Grandma? I'm sorry. Back then I was so wrapped up in my own feelings I forgot that you were suffering too from mom's death. I was wrong to think another death would make things better. I'm sorry for leaving you. But please, try to be happy. I've realized that my own life helps keep my mom's memory alive. So instead of being sad, try to keep both our memories alive. And know that somewhere, far away, I survived and I'm living a good, happy life. I love you.

Grandma, and all my friends, thank you. I can't thank you enough for saving me. We will never meet again, but I want you to know how much I love you all. I hope you stay close friends and keep smiling forever. Please let go of your regrets.

I want to thank you all from the bottom of my heart. I wish you all the happiness your world has to offer.

Naruse Kakeru, age 26.

.

There was something else in the envelope. It was a photograph. Naho took it out and saw the date scribbled on the back. 2022/4/23. She flipped it over. Naho recognized the scene immediately.

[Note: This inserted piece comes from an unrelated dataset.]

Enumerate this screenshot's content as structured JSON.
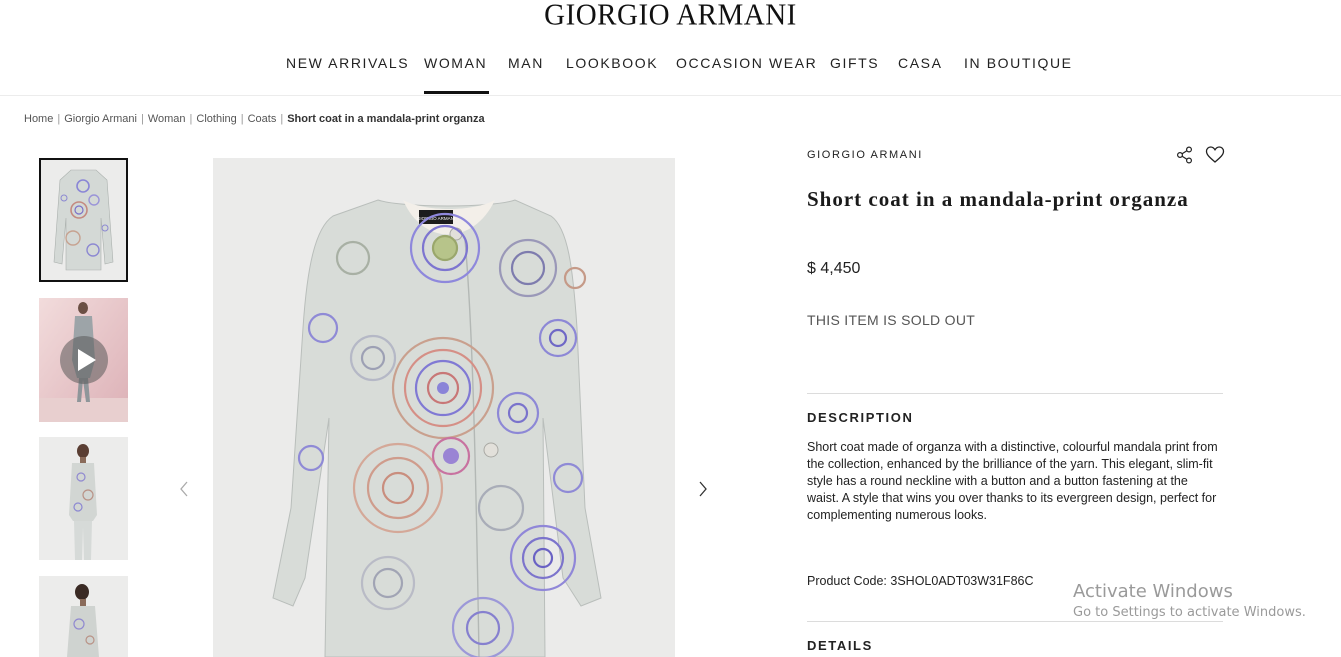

It was her and her friends standing on Mount Koubou, with the orange-dyed sky and pink cherry blossoms. But a sixth person was there - Kakeru. It was a version of Kakeru that Naho had never seen before - not a child or a teenager, but a Kakeru who had lived long enough to grow up into an adult.

And he was smiling.

"Ha... ha..."

Her breath was shaky. She blinked, and felt tears run down her face.

"Naho?"

Hiroto stood in the doorway, watching her with concern. Naho was crying, but she was smiling.

"What is it?"

She didn't speak. She only handed the letter and the photograph to him. She gave him a silent moment to read it, watching his expression change. Confused, then surprised, then happy.

"We did it, Hiroto... We saved Kakeru."

.

"They received it," Hiroto spoke up, watching the ocean. "I'm sure they did."

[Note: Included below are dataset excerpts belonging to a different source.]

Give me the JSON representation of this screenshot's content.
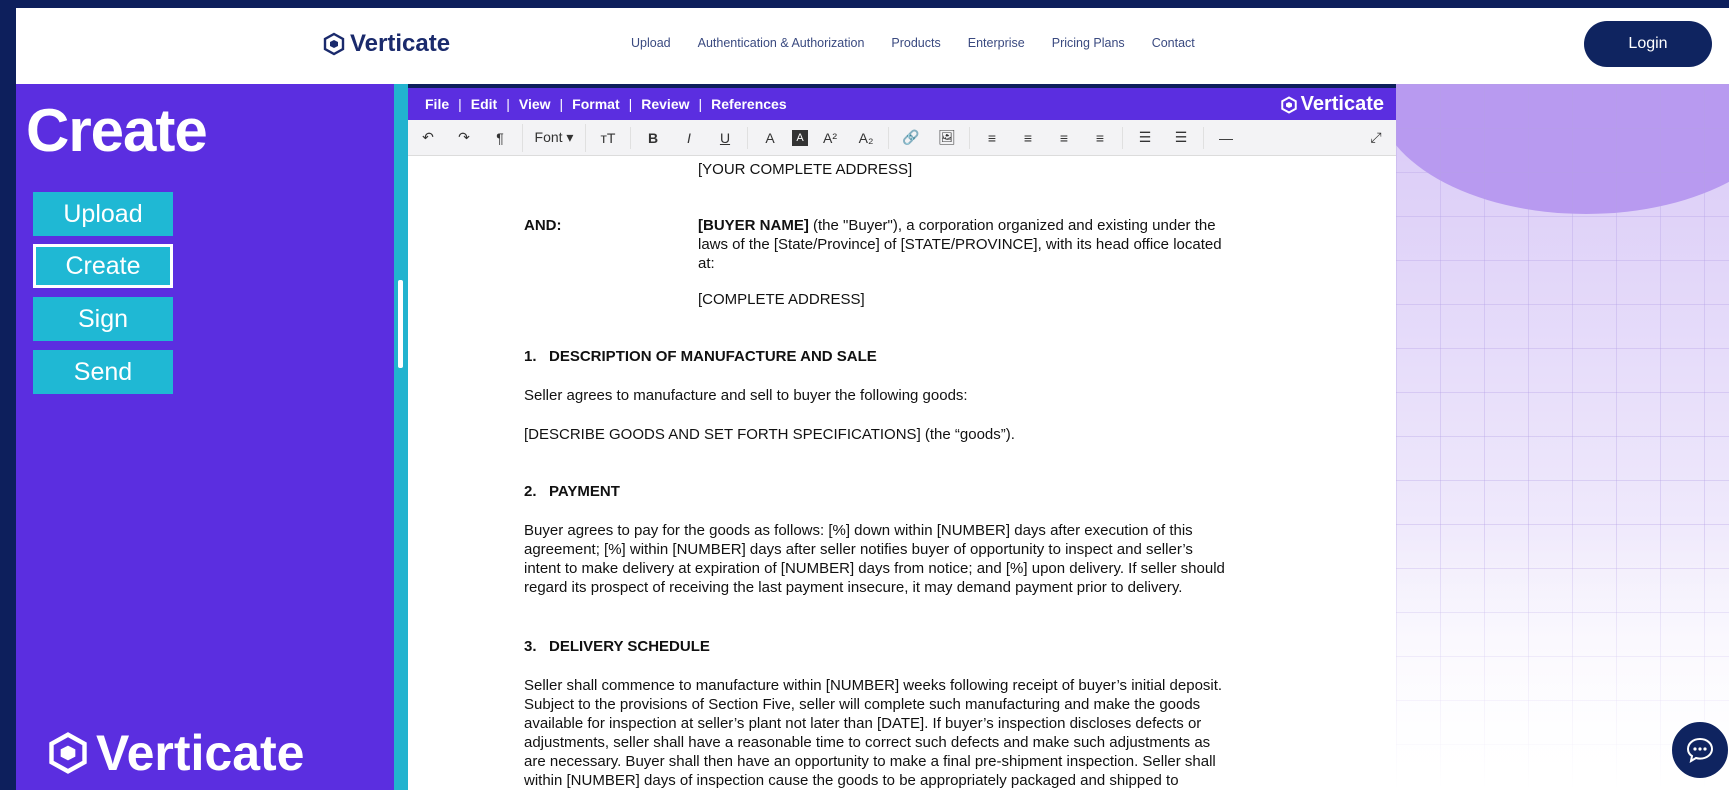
{
  "brand": "Verticate",
  "nav": {
    "links": [
      "Upload",
      "Authentication & Authorization",
      "Products",
      "Enterprise",
      "Pricing Plans",
      "Contact"
    ],
    "login": "Login"
  },
  "sidebar": {
    "title": "Create",
    "buttons": [
      "Upload",
      "Create",
      "Sign",
      "Send"
    ],
    "active": "Create",
    "brand": "Verticate"
  },
  "editor": {
    "menu": [
      "File",
      "Edit",
      "View",
      "Format",
      "Review",
      "References"
    ],
    "brand": "Verticate",
    "toolbar": {
      "undo": "↶",
      "redo": "↷",
      "paragraph": "¶",
      "font": "Font ▾",
      "font_size": "ᴛT",
      "bold": "B",
      "italic": "I",
      "underline": "U",
      "font_color": "A",
      "highlight": "A",
      "superscript": "A²",
      "subscript": "A₂",
      "link": "🔗",
      "image": "🖼",
      "align_left": "≡",
      "align_center": "≡",
      "align_right": "≡",
      "justify": "≡",
      "bullet_list": "☰",
      "numbered_list": "☰",
      "hr": "—",
      "fullscreen": "⤢"
    }
  },
  "document": {
    "address_line": "[YOUR COMPLETE ADDRESS]",
    "and_label": "AND:",
    "buyer_name": "[BUYER NAME]",
    "buyer_text_1": " (the \"Buyer\"), a corporation organized and existing under the",
    "buyer_text_2": "laws of the [State/Province] of [STATE/PROVINCE], with its head office located",
    "buyer_text_3": "at:",
    "buyer_address": "[COMPLETE ADDRESS]",
    "s1_heading": "1.   DESCRIPTION OF MANUFACTURE AND SALE",
    "s1_p1": "Seller agrees to manufacture and sell to buyer the following goods:",
    "s1_p2": "[DESCRIBE GOODS AND SET FORTH SPECIFICATIONS] (the “goods”).",
    "s2_heading": "2.   PAYMENT",
    "s2_lines": [
      "Buyer agrees to pay for the goods as follows: [%] down within [NUMBER] days after execution of this",
      "agreement; [%] within [NUMBER] days after seller notifies buyer of opportunity to inspect and seller’s",
      "intent to make delivery at expiration of [NUMBER] days from notice; and [%] upon delivery. If seller should",
      "regard its prospect of receiving the last payment insecure, it may demand payment prior to delivery."
    ],
    "s3_heading": "3.   DELIVERY SCHEDULE",
    "s3_lines": [
      "Seller shall commence to manufacture within [NUMBER] weeks following receipt of buyer’s initial deposit.",
      "Subject to the provisions of Section Five, seller will complete such manufacturing and make the goods",
      "available for inspection at seller’s plant not later than [DATE]. If buyer’s inspection discloses defects or",
      "adjustments, seller shall have a reasonable time to correct such defects and make such adjustments as",
      "are necessary. Buyer shall then have an opportunity to make a final pre-shipment inspection. Seller shall",
      "within [NUMBER] days of inspection cause the goods to be appropriately packaged and shipped to"
    ]
  },
  "colors": {
    "navy": "#0d1f5c",
    "purple": "#5b2ee0",
    "cyan": "#1fb8d4",
    "login_bg": "#0f2460"
  },
  "icons": [
    "verticate-logo-icon",
    "chat-icon"
  ]
}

"Well, even if they didn't, the next letter is the one that really counts, right?" Takako said.

"Uh-huh." Kakeru reached into his bag and pulled out a second watertight capsule. "That letter was to give thanks, and to erase their regrets... This one is for saving a life."

.

Fifteen-year-old Kakeru slammed his bedroom door shut - loudly.

He had had another fight with his mother. Now he leaned his back against the door and slumped to the floor.

"Dammit, mom... Just once, can't you-"

Kakeru stopped his mumbling because he noticed something on his bed. It was a letter for him that came in today's mail. He tossed it on his bed earlier and forgot about it.

He walked over and picked it up, turning it over in his hands. It was addressed to "Naruse Kakeru"... but strangely, the return name on the back was also "Naruse Kakeru". It was sent by someone with his same name?

He opened the letter up and started reading. He recognized his own handwriting.

To Kakeru:

This letter is from your 26-year-old future self. I'm writing this from 11 years in the future. I know that sounds hard to believe, but please bear with me and keep reading till the end. I have something very important to ask you. There's a regret of mine I want you to erase.

I want you to save mom.

.

To the people reading this: If you or someone you know is waiting for a sign that you should keep living, this is it. The Suicide Prevention Lifeline is 1-800-273-8255. That hotline exists for a reason. It gets better.